Remembering the Apollo 11 Moon Landing With the Woman Who Made It Happen

From Time.com

Margaret Hamilton standing next to listings of the actual Apollo Guidance Computer (AGC) source code.
NASAMargaret Hamilton standing next to listings of the actual Apollo Guidance Computer (AGC) source code.

Margaret Hamilton’s software got man to the moon—but she didn’t stop there

It was on this day, July 20, in 1969, that the Apollo 11 astronauts reached the moon and Neil Armstrong took his famous small step. People celebrated the world over, though few were more relieved than Margaret Hamilton.
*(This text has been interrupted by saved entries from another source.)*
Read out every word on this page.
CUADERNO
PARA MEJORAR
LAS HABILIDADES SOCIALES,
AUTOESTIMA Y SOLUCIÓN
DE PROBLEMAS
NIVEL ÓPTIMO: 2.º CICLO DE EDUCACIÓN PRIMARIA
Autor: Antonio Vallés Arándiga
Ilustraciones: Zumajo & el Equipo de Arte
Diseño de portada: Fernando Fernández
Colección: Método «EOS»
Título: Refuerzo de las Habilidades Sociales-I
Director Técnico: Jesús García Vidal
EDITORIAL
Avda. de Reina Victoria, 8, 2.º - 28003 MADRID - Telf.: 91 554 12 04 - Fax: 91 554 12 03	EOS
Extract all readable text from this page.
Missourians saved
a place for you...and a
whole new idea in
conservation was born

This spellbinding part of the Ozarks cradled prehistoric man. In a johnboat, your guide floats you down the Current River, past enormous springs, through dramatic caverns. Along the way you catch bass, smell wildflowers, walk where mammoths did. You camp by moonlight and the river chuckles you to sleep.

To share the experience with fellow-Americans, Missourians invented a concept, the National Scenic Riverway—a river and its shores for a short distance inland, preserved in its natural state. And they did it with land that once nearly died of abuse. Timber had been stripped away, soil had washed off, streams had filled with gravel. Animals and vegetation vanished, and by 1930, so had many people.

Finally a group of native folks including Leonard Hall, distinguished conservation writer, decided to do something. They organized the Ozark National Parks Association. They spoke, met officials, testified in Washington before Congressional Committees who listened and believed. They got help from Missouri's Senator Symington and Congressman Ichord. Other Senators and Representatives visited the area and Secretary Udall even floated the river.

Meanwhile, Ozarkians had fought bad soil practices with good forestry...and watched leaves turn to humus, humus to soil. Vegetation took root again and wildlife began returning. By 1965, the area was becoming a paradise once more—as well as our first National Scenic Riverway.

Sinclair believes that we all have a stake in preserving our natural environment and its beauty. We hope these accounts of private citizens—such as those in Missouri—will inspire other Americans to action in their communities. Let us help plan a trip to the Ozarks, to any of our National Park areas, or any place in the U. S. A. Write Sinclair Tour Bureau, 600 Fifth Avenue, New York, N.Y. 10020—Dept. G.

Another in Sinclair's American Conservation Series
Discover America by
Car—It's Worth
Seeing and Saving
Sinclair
“I remember thinking, Oh my God, it worked,” the pioneering software engineer tells TIME. “I was so happy. But I was more happy about it working than about the fact that we landed.”

The “it” that worked was Apollo 11’s on-board flight software, which Hamilton, as part of the MIT team working with NASA, led the effort to build. There was no guarantee things would play out so smoothly. In fact, just before the lunar landing was supposed to happen, alarms went off indicating that there wasn’t enough room on the computer for the landing software to work effectively. Turns out a radar was sending unnecessary data to the computer, overloading it with superfluous information.

The work that Hamilton had done helped enable the computer to figure out which of the multiple processes it had to do was most important. “It got rid of the lesser priority jobs and kept the higher priority jobs, which included the landing functions,” she explains.

That fix gave NASA the confidence to go ahead with the historic moon landing.